Il est allé vivre à Toronto pour étudier la langue de Shakespeare mais n'y a appris qu'un «anglais de service». Il a étudié en robotique et en philosophie mais gagne sa vie en étant acteur et scénariste. Il émane de lui une impression de bonheur alors qu'il crève l'écran par sa froideur et son cynisme dans la peau du Vétérinaire de Nitro. Rencontre avec un homme qui sait tirer le meilleur des chemins de traverse.

Martin-David Peters était en première année. Le professeur avait demandé à tous les petits de fabriquer une marionnette. Un bâton de Popsicle, deux morceaux de carton. L'affaire était dans le sac. Pour les autres. Pas pour Martin-David. Lui, a donné une histoire à sa marionnette. L'enseignant a à ce point apprécié que le garçon s'est retrouvé dans le gymnase, pour présenter son numéro aux élèves des autres classes.

Il a eu la piqûre ce jour-là. «Mais en grandissant, je suis passé de la marionnette au break-dance», s'amuse le comédien de 39 ans qui incarne le Vétérinaire dans le film Nitro d'Alain DesRochers. Un rôle court, deux jours de tournage, mais percutant. C'est en sa présence que Max (Guillaume Lemay-Thivierge), à la recherche d'un coeur pour sa bien-aimée, prend le virage après lequel la marche arrière ne sera plus envisageable.

Le Vétérinaire en question n'est pas vétérinaire. En tout cas, ce n'est pas à ce titre qu'il s'est bâti une «clientèle» parmi les motards et autres criminels. «Il est l'un de ces médecins venus d'ailleurs dont les qualifications ne sont pas reconnues au Québec», résume Martin-David Peters. Une situation d'actualité, plus encore aujourd'hui qu'elle ne l'était il y a un an, au moment du tournage.

Troublant. Comme bien des coïncidences survenues sur le parcours de celui qui est né à Montréal d'une mère francophone originaire de l'Abitibi-Témiscamingue et d'un père anglophone né au Québec de parents antiguais, qui a grandi à Québec et fait ses études à La Pocatière. Mais ces coïncidences, comme autant de traverses sur son chemin, ne l'ont pas déstabilisé ni fait trébucher. Elles lui ont plutôt donné un élan.

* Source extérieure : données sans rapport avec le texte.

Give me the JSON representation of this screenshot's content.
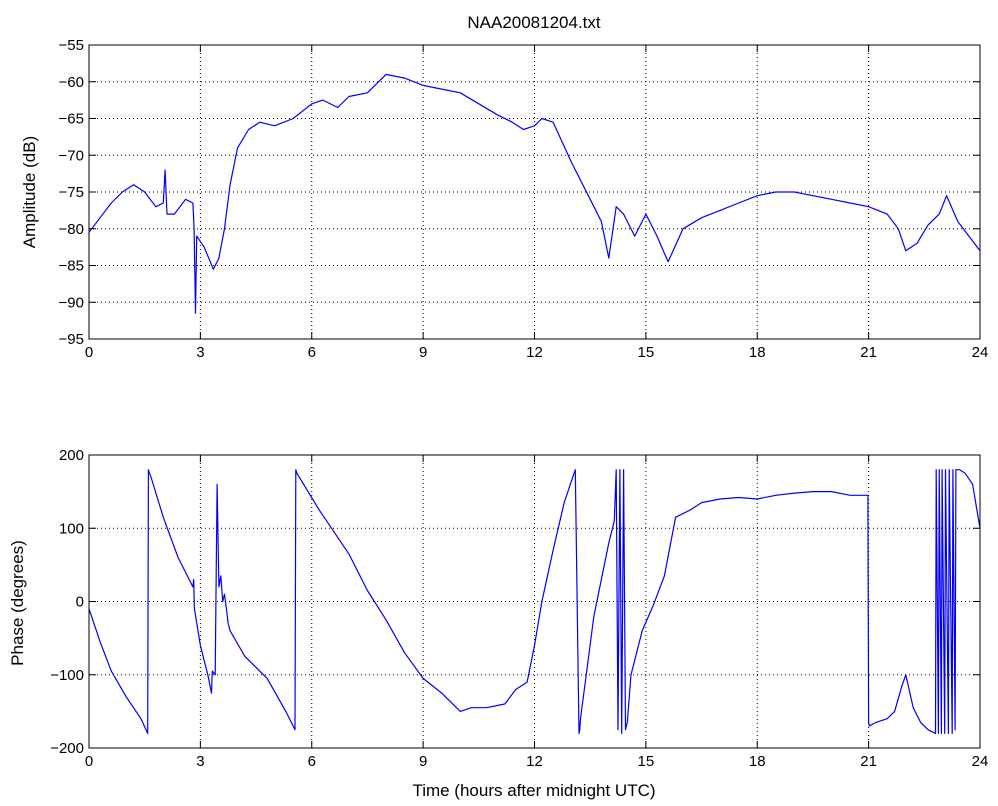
{
  "title": "NAA20081204.txt",
  "colors": {
    "series": "#0000ff",
    "axes": "#000000",
    "grid": "#000000",
    "background": "#ffffff"
  },
  "chart_data": [
    {
      "type": "line",
      "title": "NAA20081204.txt",
      "xlabel": "",
      "ylabel": "Amplitude (dB)",
      "xlim": [
        0,
        24
      ],
      "ylim": [
        -95,
        -55
      ],
      "xticks": [
        0,
        3,
        6,
        9,
        12,
        15,
        18,
        21,
        24
      ],
      "yticks": [
        -95,
        -90,
        -85,
        -80,
        -75,
        -70,
        -65,
        -60,
        -55
      ],
      "grid": true,
      "x": [
        0,
        0.3,
        0.6,
        0.9,
        1.2,
        1.5,
        1.8,
        2.0,
        2.05,
        2.1,
        2.3,
        2.6,
        2.8,
        2.83,
        2.87,
        2.9,
        3.1,
        3.35,
        3.5,
        3.65,
        3.8,
        4.0,
        4.3,
        4.6,
        5.0,
        5.5,
        6.0,
        6.3,
        6.7,
        7.0,
        7.5,
        8.0,
        8.5,
        9.0,
        9.5,
        10.0,
        10.5,
        11.0,
        11.4,
        11.7,
        12.0,
        12.2,
        12.5,
        13.0,
        13.5,
        13.8,
        14.0,
        14.2,
        14.4,
        14.7,
        15.0,
        15.3,
        15.6,
        16.0,
        16.5,
        17.0,
        17.5,
        18.0,
        18.5,
        19.0,
        19.5,
        20.0,
        20.5,
        21.0,
        21.5,
        21.8,
        22.0,
        22.3,
        22.6,
        22.9,
        23.1,
        23.4,
        23.7,
        24.0
      ],
      "values": [
        -80.5,
        -78.5,
        -76.5,
        -75,
        -74,
        -75,
        -77,
        -76.5,
        -72,
        -78,
        -78,
        -76,
        -76.5,
        -80,
        -91.5,
        -81,
        -82.5,
        -85.5,
        -84,
        -80,
        -74,
        -69,
        -66.5,
        -65.5,
        -66,
        -65,
        -63,
        -62.5,
        -63.5,
        -62,
        -61.5,
        -59,
        -59.5,
        -60.5,
        -61,
        -61.5,
        -63,
        -64.5,
        -65.5,
        -66.5,
        -66,
        -65,
        -65.5,
        -71,
        -76,
        -79,
        -84,
        -77,
        -78,
        -81,
        -78,
        -81,
        -84.5,
        -80,
        -78.5,
        -77.5,
        -76.5,
        -75.5,
        -75,
        -75,
        -75.5,
        -76,
        -76.5,
        -77,
        -78,
        -80,
        -83,
        -82,
        -79.5,
        -78,
        -75.5,
        -79,
        -81,
        -83
      ]
    },
    {
      "type": "line",
      "title": "",
      "xlabel": "Time (hours after midnight UTC)",
      "ylabel": "Phase (degrees)",
      "xlim": [
        0,
        24
      ],
      "ylim": [
        -200,
        200
      ],
      "xticks": [
        0,
        3,
        6,
        9,
        12,
        15,
        18,
        21,
        24
      ],
      "yticks": [
        -200,
        -100,
        0,
        100,
        200
      ],
      "grid": true,
      "x": [
        0,
        0.3,
        0.6,
        1.0,
        1.4,
        1.58,
        1.6,
        1.63,
        1.67,
        2.0,
        2.4,
        2.8,
        2.82,
        2.84,
        3.0,
        3.2,
        3.3,
        3.32,
        3.4,
        3.45,
        3.5,
        3.55,
        3.6,
        3.65,
        3.7,
        3.75,
        3.8,
        4.2,
        4.8,
        5.3,
        5.55,
        5.57,
        5.6,
        6.2,
        7.0,
        7.5,
        8.0,
        8.5,
        9.0,
        9.5,
        10.0,
        10.3,
        10.7,
        11.2,
        11.5,
        11.8,
        12.0,
        12.2,
        12.5,
        12.8,
        13.1,
        13.2,
        13.22,
        13.24,
        13.6,
        14.0,
        14.15,
        14.2,
        14.25,
        14.3,
        14.35,
        14.4,
        14.45,
        14.5,
        14.6,
        14.9,
        15.2,
        15.5,
        15.8,
        16.2,
        16.5,
        17.0,
        17.5,
        18.0,
        18.5,
        19.0,
        19.5,
        20.0,
        20.5,
        20.98,
        21.0,
        21.02,
        21.2,
        21.5,
        21.7,
        21.9,
        22.0,
        22.2,
        22.4,
        22.6,
        22.8,
        22.82,
        22.88,
        22.9,
        22.96,
        22.98,
        23.05,
        23.07,
        23.15,
        23.17,
        23.25,
        23.27,
        23.33,
        23.35,
        23.45,
        23.6,
        23.8,
        24.0
      ],
      "values": [
        -10,
        -55,
        -95,
        -130,
        -160,
        -180,
        180,
        175,
        170,
        115,
        60,
        20,
        30,
        -10,
        -60,
        -100,
        -125,
        -95,
        -100,
        160,
        20,
        35,
        0,
        10,
        -10,
        -30,
        -40,
        -75,
        -105,
        -150,
        -175,
        180,
        175,
        125,
        65,
        15,
        -25,
        -70,
        -105,
        -125,
        -150,
        -145,
        -145,
        -140,
        -120,
        -110,
        -60,
        0,
        70,
        135,
        180,
        -180,
        -175,
        -160,
        -20,
        80,
        110,
        180,
        -175,
        180,
        -180,
        180,
        -175,
        -165,
        -100,
        -40,
        -5,
        35,
        115,
        125,
        135,
        140,
        142,
        140,
        145,
        148,
        150,
        150,
        145,
        145,
        -165,
        -170,
        -165,
        -160,
        -150,
        -115,
        -100,
        -145,
        -165,
        -175,
        -180,
        180,
        -180,
        180,
        -180,
        180,
        -180,
        180,
        -180,
        180,
        -180,
        180,
        -175,
        180,
        180,
        175,
        160,
        100
      ]
    }
  ]
}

Ainsi, il étudiait en robotique au cégep quand sa copine du moment est allé étudier le théâtre à Sainte-Thérèse. Elle lui a proposé de la suivre. Il a préféré terminer son DEC et est entré à l'Université Laval. En philosophie. Et sa copine de revenir à la charge. «Je suis très curieux et beaucoup de choses m'intéressent. Ça m'a pris du temps avant de me décider.»

Il a franchi le pas à la fin de sa première année universitaire. A été accepté à Lionel-Groulx. Y a passé un an. S'est fait dire qu'il n'était pas prêt pour continuer... mais qu'il pouvait, s'il le voulait, refaire sa première année. Il a refusé. Par orgueil. A passé les auditions au Conservatoire. Y est entré. Pour en sortir en 1994. Et, à partir de là, enligner les rôles. Sur les planches, au Théâtre du Nouveau Monde et à la Compagnie Jean-Duceppe. À la télévision, dans Jamais deux sans toi et Les héritiers Duval. Au cinéma, dans J'en suis! de Claude Fournier.

«Mais j'ai bientôt eu l'impression de tourner en rond. Je n'avais jamais voyagé, je ne parlais même pas anglais. Je suis parti pour Toronto.» Où il s'est immédiatement intégré... à la communauté francophone. Autant pour la langue de Shakespeare, dont il a quand même appris la base. Mais bonjour l'expérience (au théâtre et à la télé) et les rencontres - entre autres, avec celle qui, d'origine montréalaise, partage sa vie depuis plusieurs années.

C'est parce qu'ils ont commencé à parler d'avoir des enfants que Martin-David Peters - que l'on verra à l'automne dans la série Les soeurs Elliot - est de retour au Québec. Les liens familiaux sont importants pour celui qui est maintenant papa d'une petite Julia. C'est d'ailleurs l'un des arcs dramatiques qui, pour lui, comptent énormément dans Nitro. La relation entre Max et le petit Théo. Et la relation de Max avec son père (Raymond Bouchard).

Peut-être parce que lui, n'a pas grandi avec le sien. «Il faisait le service sur les trains de Via Rail, entre autres à l'époque où les joueurs du Canadiens se déplaçaient en train», mentionne-t-il. Et on sent-là une histoire. Que Martin-David Peters, qui est aussi scénariste, pourrait peut-être écrire un jour. S'il bifurque sur un autre chemin de traverse. Après tout, jusqu'ici, cela l'a bien servi.